A bareword is any text that begins with a Unicode graphical character
minus syntactically-important characters: decimal numbers, quotes,
semicolons, braces, pound, and plus/minus. The rest of a bareword may
contain decimal numbers, pound, and plus/minus -- semicolons, braces,
and quotes are still reserved.

leading-dot .dot; // ".dot"
symbols $^--; // "$^--"
slashes /foo/bar; // "/foo/bar"
commas Hello, World; // "Hello," "World" -- two strings
unicode こんにちは世界; // "こんにちは世界"

It is not possible to write a bareword that uses a boolean keyword
except as a statement name (described below).

Barewords are represented as `string`.

#### Booleans

Booleans can be represented using the following values:

| | True | False |
| ----------- | ------- | ------- |
| **Keyword** | `TRUE` | `FALSE` |
| | `True` | `False` |
| | `true` | `false` |
| | `YES` | `NO` |
| | `Yes` | `No` |
| | `yes` | `no` |

All keywords can be written in lowercase, uppercase, or titlecase. For
example:

t-values YES True true; // true true true
f-values FALSE No no; // false false false

Other case combinations are not valid (i.e., booleans keywords
case-sensitive).

Booleans can only occur in parameters to statements and sections. For
example, the bareword "true" as a statement name is just the string
"true". The bareword "true" in an array or as a map key or value is the
boolean `true` (and not permitted in map keys).
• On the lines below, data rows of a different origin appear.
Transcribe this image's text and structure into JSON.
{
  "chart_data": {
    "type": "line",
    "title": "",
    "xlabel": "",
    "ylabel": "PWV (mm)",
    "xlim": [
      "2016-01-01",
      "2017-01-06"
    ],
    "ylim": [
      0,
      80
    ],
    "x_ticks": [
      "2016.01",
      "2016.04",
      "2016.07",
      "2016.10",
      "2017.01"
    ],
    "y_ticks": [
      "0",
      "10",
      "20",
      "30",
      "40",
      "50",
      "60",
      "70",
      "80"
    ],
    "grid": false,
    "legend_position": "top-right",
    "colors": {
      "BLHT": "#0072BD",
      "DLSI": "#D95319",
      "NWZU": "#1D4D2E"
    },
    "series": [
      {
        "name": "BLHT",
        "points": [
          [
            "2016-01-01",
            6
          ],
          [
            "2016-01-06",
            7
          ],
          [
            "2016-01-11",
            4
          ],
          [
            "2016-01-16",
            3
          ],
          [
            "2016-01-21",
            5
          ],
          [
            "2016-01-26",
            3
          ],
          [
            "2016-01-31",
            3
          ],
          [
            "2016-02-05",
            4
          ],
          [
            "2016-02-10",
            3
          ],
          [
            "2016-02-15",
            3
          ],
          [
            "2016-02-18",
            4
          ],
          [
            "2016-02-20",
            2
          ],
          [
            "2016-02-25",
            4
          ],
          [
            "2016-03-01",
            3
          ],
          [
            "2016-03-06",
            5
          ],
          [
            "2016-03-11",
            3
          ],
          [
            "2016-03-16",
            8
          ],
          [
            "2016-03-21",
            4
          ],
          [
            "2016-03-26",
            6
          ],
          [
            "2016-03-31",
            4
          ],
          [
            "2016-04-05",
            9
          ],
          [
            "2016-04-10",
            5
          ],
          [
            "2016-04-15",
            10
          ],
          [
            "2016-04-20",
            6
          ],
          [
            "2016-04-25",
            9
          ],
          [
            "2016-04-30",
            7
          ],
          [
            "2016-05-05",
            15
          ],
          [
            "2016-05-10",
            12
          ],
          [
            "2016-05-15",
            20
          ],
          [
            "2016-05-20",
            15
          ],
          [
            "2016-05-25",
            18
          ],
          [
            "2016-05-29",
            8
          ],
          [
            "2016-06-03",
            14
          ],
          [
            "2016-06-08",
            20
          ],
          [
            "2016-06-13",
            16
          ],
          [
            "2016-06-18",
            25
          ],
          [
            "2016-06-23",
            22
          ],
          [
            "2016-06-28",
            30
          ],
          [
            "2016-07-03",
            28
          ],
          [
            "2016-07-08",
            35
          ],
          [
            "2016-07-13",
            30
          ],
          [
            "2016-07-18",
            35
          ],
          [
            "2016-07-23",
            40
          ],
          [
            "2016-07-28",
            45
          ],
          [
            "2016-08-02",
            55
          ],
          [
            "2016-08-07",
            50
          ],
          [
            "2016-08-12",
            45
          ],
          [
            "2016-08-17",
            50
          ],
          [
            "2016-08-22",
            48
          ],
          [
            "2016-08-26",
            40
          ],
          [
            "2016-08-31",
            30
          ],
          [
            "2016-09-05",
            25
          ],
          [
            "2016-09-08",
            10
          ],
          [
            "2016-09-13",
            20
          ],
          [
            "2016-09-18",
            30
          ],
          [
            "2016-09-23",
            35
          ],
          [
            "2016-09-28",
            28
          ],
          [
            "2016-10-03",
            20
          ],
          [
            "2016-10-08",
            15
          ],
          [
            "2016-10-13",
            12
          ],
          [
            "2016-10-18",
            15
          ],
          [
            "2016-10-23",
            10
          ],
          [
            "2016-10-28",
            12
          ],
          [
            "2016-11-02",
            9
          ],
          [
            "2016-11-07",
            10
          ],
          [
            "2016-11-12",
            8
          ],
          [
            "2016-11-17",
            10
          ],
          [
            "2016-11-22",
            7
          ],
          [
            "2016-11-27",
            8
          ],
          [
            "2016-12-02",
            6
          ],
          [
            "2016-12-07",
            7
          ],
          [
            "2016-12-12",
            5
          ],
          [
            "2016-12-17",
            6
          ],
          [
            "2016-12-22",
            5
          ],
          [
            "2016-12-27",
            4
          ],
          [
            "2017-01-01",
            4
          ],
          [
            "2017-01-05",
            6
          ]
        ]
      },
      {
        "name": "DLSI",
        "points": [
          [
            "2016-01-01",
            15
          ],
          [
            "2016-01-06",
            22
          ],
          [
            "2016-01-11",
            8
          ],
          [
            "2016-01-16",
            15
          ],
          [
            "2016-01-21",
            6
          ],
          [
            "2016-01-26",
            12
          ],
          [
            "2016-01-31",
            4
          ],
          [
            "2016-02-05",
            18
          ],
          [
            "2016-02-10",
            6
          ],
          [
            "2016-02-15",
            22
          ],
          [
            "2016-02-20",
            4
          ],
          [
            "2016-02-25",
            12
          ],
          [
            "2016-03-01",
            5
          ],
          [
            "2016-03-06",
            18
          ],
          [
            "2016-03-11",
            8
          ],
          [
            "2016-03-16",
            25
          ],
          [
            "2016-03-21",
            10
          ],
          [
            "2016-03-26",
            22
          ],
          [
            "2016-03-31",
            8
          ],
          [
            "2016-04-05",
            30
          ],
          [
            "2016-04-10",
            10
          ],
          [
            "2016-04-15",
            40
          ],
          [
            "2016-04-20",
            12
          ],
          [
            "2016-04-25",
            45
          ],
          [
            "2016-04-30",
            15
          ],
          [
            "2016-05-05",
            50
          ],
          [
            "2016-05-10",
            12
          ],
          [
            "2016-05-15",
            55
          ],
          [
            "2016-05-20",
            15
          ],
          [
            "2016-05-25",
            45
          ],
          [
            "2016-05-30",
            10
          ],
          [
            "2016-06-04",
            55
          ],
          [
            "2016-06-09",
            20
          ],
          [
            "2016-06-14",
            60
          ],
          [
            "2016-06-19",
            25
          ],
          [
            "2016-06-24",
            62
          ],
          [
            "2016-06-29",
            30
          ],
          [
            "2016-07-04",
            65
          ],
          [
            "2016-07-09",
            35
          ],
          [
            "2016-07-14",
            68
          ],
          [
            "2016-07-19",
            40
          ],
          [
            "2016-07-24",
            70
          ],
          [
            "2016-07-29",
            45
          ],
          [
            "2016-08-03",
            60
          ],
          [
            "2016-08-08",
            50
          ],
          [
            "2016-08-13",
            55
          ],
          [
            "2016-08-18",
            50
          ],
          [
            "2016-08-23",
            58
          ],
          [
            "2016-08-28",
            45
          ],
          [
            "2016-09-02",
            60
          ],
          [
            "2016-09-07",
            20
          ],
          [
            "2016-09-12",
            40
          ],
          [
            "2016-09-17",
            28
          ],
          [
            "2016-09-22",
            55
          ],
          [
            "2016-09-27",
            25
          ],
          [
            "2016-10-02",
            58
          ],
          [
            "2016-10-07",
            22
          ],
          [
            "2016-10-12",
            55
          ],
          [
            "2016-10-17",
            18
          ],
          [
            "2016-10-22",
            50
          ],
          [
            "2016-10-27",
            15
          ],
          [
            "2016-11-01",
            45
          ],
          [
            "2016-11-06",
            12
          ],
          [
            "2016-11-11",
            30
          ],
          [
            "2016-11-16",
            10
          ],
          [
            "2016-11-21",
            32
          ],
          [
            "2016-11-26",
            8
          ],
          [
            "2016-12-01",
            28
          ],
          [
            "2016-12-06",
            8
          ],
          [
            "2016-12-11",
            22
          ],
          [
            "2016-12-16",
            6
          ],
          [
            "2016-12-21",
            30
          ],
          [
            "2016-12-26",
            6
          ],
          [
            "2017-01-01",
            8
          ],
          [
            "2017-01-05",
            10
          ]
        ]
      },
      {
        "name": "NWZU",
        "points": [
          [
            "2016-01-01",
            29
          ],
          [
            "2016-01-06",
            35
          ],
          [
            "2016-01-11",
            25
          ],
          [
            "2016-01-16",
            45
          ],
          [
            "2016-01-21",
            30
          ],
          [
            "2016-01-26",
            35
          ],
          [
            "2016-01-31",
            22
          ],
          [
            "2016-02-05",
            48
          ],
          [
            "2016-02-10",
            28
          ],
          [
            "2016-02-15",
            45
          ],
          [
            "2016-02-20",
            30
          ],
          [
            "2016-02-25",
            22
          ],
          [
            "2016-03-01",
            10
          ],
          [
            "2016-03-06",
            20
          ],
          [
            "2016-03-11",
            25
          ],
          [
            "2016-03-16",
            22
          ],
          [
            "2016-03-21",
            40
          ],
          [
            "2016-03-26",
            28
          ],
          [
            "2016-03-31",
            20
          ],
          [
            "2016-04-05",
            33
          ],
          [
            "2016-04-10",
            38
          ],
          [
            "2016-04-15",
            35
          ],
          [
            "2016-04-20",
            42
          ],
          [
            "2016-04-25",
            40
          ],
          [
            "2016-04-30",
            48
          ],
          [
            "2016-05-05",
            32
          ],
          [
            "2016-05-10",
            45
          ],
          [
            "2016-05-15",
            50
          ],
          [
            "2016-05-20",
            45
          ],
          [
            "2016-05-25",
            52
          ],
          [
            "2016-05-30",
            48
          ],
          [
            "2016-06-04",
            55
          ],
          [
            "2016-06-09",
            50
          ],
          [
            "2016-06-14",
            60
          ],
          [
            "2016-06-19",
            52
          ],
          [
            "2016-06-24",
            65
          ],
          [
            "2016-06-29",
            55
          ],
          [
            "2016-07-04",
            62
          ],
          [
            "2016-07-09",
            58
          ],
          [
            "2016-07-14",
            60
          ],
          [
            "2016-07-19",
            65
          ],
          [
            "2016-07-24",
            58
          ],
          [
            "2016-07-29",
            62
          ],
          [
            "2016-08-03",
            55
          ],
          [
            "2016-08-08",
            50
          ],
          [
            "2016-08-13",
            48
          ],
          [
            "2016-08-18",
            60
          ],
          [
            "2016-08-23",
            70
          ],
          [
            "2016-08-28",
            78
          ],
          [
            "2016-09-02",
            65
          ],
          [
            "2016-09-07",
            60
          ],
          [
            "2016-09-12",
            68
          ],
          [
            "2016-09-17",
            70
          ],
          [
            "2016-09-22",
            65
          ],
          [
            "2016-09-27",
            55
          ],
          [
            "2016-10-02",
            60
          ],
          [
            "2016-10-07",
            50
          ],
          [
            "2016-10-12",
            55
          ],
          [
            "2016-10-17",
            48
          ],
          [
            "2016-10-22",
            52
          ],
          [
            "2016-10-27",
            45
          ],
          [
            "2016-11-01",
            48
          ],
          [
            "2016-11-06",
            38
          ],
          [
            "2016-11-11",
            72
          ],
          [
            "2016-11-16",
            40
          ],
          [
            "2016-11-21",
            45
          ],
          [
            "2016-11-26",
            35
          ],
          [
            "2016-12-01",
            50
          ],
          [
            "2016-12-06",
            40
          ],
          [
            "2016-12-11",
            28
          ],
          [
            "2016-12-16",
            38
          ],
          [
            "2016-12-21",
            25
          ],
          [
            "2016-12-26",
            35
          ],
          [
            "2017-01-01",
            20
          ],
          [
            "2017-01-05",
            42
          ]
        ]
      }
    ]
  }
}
Booleans are represented as `bool`.

#### Regular Expressions

Regular expressions are written as #/regex/, where internal /s can be
escaped using \/. These are treated as re2 regular expressions and
parsed using the stdlib regexp package.

empty-regex #//;
simple-regex #/foo/;
slash-regex #/foo\/bar/;

Regular expressions are represented as `*regexp.Regexp`.

#### Arrays

Arrays are ordered lists of values between square brackets (`[]`).
Values are delimited by whitespace or other sentinel tokens (such as
brackets and comments):

empty-array [];
numbers [1 2 3];
nested [[1 2] [3 4]];

Any of the above value types can be held by an array.

An array in the AST is represented as an `*Array`, which contains
a sequence of `[]ExprNode`.

#### Maps

Maps are unordered sets of space-delimited key-value pairs between curly
braces, prefixed by a pound (`#{}`). Key-value pairs in a map are
written as `KEY VALUE` (minus quotes), where each KEY must be followed
by a VALUE (separated by a space). For example:

empty-map #{};
normal-map #{
// Key Value
foo 1234 // "foo" => 1234
"bar" #/baz/ // "bar" => #/baz/
};

Map keys must be strings, either bare or quoted. If a key occurs more
than once in a map, only the last value is kept.

Maps are represented as a `*Map`, which contains a map of strings to
`*MapEntry`. Each `*MapEntry` contains the original key, value, and the
order that it was parsed in -- as above, codf maps are unordered, so
ordering is intended only to be kept for reformatting and other tools
right now.

License
-------

codf is licensed under the BSD two-clause license.
The license can be read in the COPYING file.

% vim: set tw=72 sw=4 et :